O estudo aponta que os mecanismos tradicionais de mitigação de riscos relacionados à Inteligência Artificial — como discriminação, opacidade, erros, violações à privacidade, impactos no trabalho e no meio ambiente — são insuficientes diante das especificidades das IAGs.
Estas tecnologias, capazes de gerar conteúdos em linguagem natural a partir de grandes volumes de dados, exigem políticas próprias de governança, devido ao risco de “alucinações” (criações falsas), vieses discriminatórios, impactos ambientais agravados e desafios relacionados à transparência, privacidade e direitos autorais.
A pesquisa evidencia que o uso da IAG ainda é incipiente nos tribunais, mas tende a crescer, sobretudo entre magistrados(as) e servidores(as) com atuação acadêmica.

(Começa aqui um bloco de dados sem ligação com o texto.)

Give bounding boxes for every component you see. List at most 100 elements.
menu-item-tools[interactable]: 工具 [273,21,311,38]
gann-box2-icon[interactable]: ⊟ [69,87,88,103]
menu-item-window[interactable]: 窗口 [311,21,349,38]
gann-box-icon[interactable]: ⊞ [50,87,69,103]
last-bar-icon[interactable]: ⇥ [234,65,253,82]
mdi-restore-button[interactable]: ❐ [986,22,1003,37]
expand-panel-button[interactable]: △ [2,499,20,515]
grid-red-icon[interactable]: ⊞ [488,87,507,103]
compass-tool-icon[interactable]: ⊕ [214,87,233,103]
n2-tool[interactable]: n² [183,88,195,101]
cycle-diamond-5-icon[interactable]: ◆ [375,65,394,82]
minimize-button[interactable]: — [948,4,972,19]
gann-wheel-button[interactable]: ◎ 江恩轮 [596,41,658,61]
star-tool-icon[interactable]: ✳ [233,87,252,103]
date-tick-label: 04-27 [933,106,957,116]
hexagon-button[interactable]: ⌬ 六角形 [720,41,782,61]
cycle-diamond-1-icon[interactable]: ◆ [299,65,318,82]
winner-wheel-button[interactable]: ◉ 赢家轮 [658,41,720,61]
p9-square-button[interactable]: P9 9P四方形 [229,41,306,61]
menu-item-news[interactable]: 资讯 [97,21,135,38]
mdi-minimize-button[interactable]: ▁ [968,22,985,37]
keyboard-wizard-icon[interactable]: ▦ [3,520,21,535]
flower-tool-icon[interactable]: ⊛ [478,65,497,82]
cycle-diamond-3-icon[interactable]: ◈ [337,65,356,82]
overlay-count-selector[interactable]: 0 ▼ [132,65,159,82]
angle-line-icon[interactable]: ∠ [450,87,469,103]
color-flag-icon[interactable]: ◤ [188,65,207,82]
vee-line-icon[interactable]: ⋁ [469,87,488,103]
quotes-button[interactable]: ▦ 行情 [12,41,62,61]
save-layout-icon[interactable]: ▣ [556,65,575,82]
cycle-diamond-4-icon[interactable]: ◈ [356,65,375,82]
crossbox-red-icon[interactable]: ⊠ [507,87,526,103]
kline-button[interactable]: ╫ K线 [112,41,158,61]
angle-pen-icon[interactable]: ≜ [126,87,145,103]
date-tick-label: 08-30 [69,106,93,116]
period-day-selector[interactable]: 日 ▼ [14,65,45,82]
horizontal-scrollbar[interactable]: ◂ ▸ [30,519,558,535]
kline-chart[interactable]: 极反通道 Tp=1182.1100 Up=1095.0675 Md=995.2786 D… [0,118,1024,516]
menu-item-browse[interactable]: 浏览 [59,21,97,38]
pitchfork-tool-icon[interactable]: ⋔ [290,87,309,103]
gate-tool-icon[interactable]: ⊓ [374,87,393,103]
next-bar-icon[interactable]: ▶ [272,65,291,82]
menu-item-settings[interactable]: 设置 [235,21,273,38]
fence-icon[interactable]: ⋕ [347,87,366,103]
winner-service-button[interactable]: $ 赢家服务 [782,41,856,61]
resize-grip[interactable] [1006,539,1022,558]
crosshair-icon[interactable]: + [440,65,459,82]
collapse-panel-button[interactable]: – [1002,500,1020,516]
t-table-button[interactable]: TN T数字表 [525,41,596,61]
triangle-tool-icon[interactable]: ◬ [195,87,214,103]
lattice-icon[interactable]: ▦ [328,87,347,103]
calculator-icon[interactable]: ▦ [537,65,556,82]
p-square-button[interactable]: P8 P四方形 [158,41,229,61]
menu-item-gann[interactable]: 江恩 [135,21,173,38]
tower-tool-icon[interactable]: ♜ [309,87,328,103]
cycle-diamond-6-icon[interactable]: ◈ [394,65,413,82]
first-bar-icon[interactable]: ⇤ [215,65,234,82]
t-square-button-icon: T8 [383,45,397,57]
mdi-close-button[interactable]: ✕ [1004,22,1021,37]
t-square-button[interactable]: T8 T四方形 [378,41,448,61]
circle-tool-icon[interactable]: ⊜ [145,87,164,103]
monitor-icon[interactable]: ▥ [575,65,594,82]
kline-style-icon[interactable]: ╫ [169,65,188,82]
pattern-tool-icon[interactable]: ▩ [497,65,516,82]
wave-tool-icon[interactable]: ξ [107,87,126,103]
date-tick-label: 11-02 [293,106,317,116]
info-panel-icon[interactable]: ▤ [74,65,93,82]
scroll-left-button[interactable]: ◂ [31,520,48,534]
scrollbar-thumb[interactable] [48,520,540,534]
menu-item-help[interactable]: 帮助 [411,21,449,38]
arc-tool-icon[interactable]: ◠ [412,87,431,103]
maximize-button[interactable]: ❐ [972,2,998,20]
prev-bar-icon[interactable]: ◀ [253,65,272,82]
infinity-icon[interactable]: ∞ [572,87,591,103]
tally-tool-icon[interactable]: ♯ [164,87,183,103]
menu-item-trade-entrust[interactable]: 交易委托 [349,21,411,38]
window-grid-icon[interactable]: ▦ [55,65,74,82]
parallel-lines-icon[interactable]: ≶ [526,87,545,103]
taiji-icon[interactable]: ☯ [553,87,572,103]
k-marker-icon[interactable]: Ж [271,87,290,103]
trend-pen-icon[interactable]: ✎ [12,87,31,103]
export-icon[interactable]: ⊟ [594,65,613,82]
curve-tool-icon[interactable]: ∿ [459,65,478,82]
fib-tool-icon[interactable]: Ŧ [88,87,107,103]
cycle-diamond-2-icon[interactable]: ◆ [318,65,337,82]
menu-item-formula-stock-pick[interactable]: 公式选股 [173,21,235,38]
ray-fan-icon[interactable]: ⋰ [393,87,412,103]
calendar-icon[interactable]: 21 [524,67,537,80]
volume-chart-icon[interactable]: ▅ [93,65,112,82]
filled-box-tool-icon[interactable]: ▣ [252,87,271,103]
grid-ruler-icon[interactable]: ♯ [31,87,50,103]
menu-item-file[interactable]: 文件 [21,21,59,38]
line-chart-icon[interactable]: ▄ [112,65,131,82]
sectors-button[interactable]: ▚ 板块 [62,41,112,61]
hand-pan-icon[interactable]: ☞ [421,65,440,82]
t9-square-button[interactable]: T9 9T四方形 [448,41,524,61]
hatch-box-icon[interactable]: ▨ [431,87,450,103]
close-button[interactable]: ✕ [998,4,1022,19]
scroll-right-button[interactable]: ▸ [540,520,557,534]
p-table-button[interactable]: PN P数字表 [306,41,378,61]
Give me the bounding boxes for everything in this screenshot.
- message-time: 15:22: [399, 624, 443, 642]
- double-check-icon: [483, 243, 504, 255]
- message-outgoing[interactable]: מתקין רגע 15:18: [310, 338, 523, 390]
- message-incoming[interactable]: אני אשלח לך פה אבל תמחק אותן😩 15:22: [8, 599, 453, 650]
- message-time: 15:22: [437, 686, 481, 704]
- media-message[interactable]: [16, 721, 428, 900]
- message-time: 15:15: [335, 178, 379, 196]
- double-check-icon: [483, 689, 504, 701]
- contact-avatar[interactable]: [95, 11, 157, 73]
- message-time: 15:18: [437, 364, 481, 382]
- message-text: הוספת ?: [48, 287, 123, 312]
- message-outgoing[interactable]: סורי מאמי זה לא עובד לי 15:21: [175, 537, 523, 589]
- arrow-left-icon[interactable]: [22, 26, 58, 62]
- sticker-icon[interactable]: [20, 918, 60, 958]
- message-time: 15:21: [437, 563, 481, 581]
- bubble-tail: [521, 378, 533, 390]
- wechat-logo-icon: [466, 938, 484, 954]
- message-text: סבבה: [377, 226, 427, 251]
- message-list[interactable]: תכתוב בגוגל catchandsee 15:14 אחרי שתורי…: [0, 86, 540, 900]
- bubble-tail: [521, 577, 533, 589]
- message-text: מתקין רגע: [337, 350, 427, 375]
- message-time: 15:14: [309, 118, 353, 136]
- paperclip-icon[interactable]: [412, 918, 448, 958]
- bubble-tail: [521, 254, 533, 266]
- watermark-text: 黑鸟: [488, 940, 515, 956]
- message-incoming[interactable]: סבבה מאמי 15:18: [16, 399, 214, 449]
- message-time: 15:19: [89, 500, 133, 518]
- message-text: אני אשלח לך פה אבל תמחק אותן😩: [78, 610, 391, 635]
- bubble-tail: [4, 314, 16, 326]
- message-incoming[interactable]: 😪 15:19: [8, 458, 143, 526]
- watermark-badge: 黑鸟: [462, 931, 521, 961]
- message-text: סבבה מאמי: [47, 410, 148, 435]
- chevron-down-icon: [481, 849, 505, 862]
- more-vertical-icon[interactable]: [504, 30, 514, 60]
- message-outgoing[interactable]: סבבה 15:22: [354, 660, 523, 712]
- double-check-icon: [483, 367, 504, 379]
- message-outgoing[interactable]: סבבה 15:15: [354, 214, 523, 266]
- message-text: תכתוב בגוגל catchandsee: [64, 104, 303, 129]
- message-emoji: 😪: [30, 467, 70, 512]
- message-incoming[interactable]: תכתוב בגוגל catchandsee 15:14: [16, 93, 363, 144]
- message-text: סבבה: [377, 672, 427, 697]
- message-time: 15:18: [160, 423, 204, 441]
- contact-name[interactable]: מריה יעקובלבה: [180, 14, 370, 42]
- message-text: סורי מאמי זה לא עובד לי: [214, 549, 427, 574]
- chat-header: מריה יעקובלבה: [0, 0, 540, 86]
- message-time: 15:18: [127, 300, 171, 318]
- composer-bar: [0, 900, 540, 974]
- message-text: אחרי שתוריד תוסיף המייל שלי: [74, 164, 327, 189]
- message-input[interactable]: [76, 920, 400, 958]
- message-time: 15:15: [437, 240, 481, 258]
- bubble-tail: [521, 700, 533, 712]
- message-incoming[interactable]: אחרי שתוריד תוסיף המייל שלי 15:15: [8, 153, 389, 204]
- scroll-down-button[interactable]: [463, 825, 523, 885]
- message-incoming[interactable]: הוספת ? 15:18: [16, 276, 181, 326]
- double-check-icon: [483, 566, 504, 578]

Cerca da metade dos respondentes já teve alguma experiência com essas ferramentas, e há expressivo interesse em programas de capacitação.
As aplicações mais comuns incluem pesquisas gerais e busca de jurisprudência, atividades vistas como adequadas, desde que acompanhadas de revisão crítica.
Ainda assim, persistem dúvidas sobre a licitude, ética e qualidade dos resultados, o que reforça a necessidade de guias, treinamentos e critérios de uso bem definidos.
A análise conclui que o uso responsável de IAGs no Judiciário requer uma combinação de ações técnicas, institucionais e culturais, voltadas à construção de um ambiente de inovação com segurança jurídica, transparência e proteção aos direitos fundamentais.